Auf dem Weg zum Behandlungsraum waren Sarahs Gedanken von einem Gefühl tiefer Traurigkeit und Resignation erfüllt. Sie wusste, dass sie in einem Albtraum von Bobbys Machart gefangen war, gezwungen, seine Grausamkeit und Manipulation bei jeder Gelegenheit zu ertragen.
Als der Doktor sich zum zweiten Mal darauf vorbereitete, den Eingriff durchzuführen, verkrampfte sich Sarahs Herz vor Trauer und Verzweiflung.
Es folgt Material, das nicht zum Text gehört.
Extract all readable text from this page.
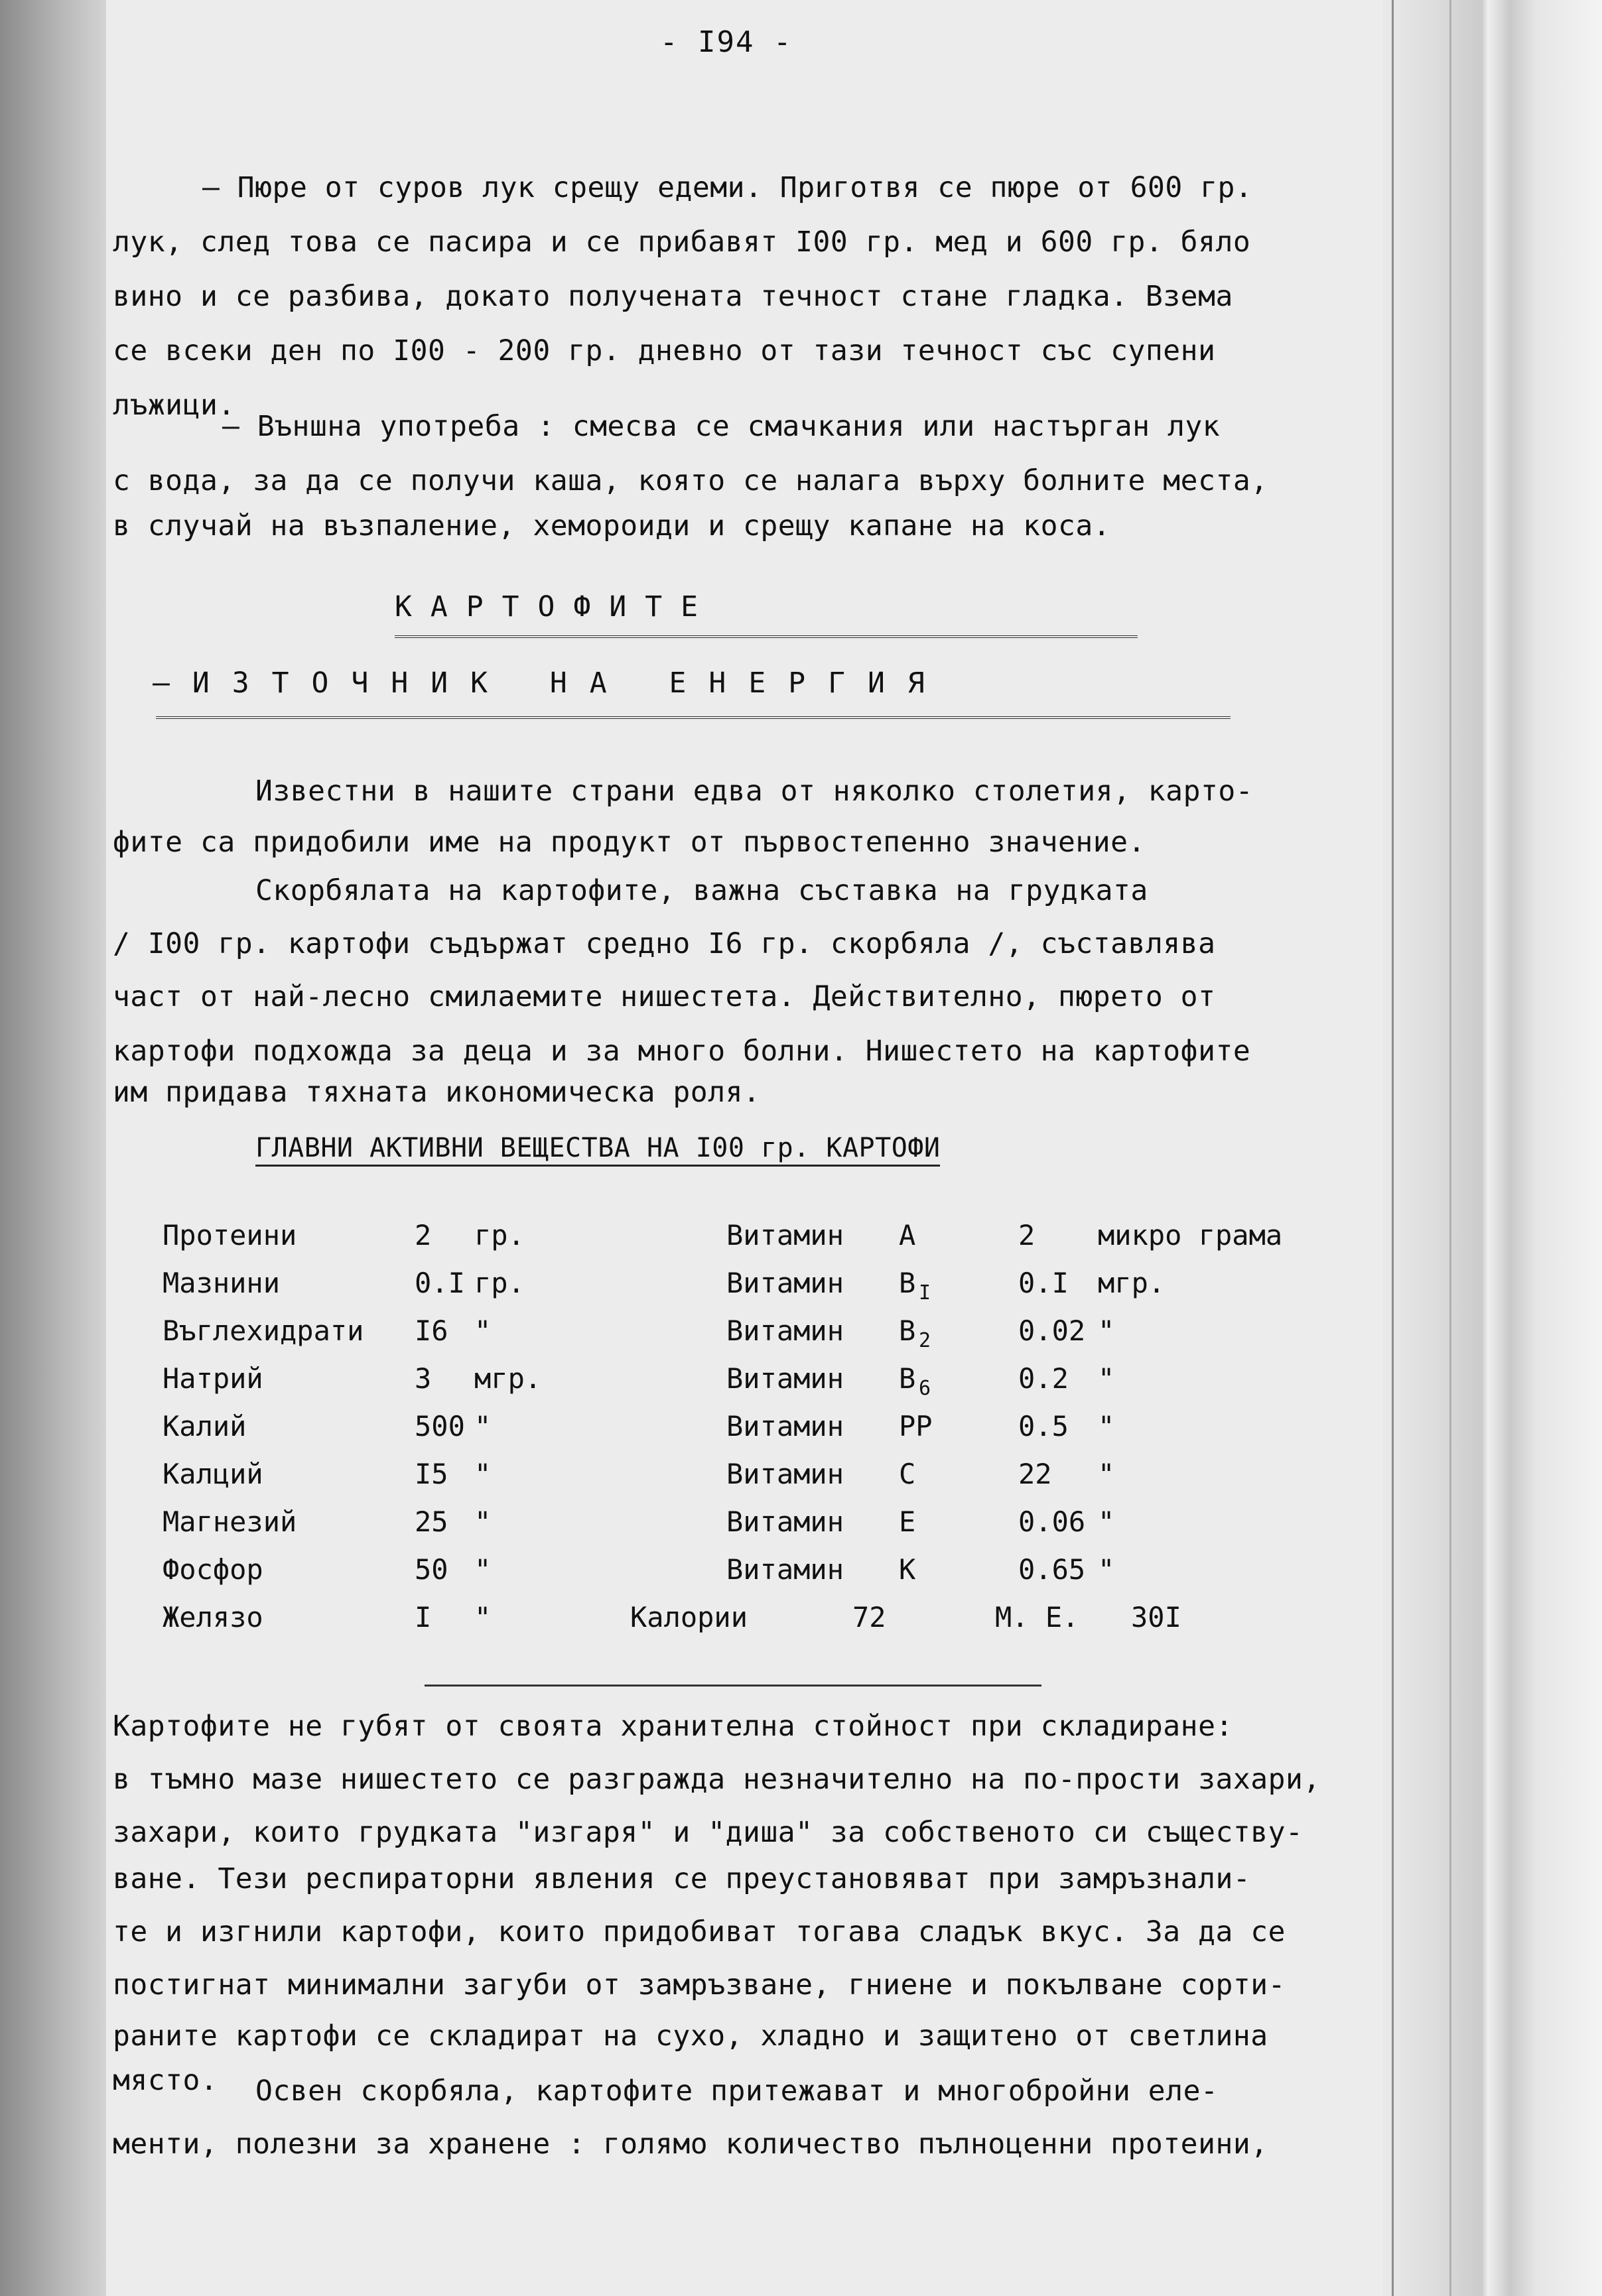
- I94 -
– Пюре от суров лук срещу едеми. Приготвя се пюре от 600 гр.
лук, след това се пасира и се прибавят I00 гр. мед и 600 гр. бяло
вино и се разбива, докато получената течност стане гладка. Взема
се всеки ден по I00 - 200 гр. дневно от тази течност със супени
лъжици.
– Външна употреба : смесва се смачкания или настърган лук
с вода, за да се получи каша, която се налага върху болните места,
в случай на възпаление, хемороиди и срещу капане на коса.
КАРТОФИТЕ
–ИЗТОЧНИК НА ЕНЕРГИЯ
Известни в нашите страни едва от няколко столетия, карто-
фите са придобили име на продукт от първостепенно значение.
Скорбялата на картофите, важна съставка на грудката
/ I00 гр. картофи съдържат средно I6 гр. скорбяла /, съставлява
част от най-лесно смилаемите нишестета. Действително, пюрето от
картофи подхожда за деца и за много болни. Нишестето на картофите
им придава тяхната икономическа роля.
ГЛАВНИ АКТИВНИ ВЕЩЕСТВА НА I00 гр. КАРТОФИ
Протеини	2 гр.	Витамин A	2 микро грама
Мазнини	0.I гр.	Витамин B I	0.I мгр.
Въглехидрати I6 "	Витамин B 2	0.02 "
Натрий	3 мгр.	Витамин B 6	0.2 "
Калий	500 "	Витамин PP	0.5 "
Калций	I5 "	Витамин C	22 "
Магнезий	25 "	Витамин E	0.06 "
Фосфор	50 "	Витамин K	0.65 "
Желязо	I "	Калории	72	М. Е. 30I
Картофите не губят от своята хранителна стойност при складиране:
в тъмно мазе нишестето се разгражда незначително на по-прости захари,
захари, които грудката "изгаря" и "диша" за собственото си съществу-
ване. Тези респираторни явления се преустановяват при замръзнали-
те и изгнили картофи, които придобиват тогава сладък вкус. За да се
постигнат минимални загуби от замръзване, гниене и покълване сорти-
раните картофи се складират на сухо, хладно и защитено от светлина
място. Освен скорбяла, картофите притежават и многобройни еле-
менти, полезни за хранене : голямо количество пълноценни протеини,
Sie fühlte sich wie eine Marionette an Fäden, gezwungen, nach Bobbys Pfeife zu tanzen, gegen ihren Willen, jede ihrer Bewegungen wurde von den Launen eines Mannes diktiert, der sie nur als Schachfigur in seinem verdrehten Spiel sah.
Aber selbst als Tränen über ihre Wangen flossen und ihr Herz in Angst schrie, schwor Sarah sich selbst, dass sie eines Tages aus Bobbys Regeln ausbrechen würde, dass sie eines Tages ihre Autonomie und ihre Würde zurückgewinnen würde, koste es, was es wolle.
Und bis zu diesem Tag würde sie sich an die Hoffnung klammern, dass sie eines Tages, irgendwie, die Kraft finden würde, ihm zu trotzen und einen neuen Weg für sich selbst zu beschreiten, frei von den Fesseln seiner Kontrolle.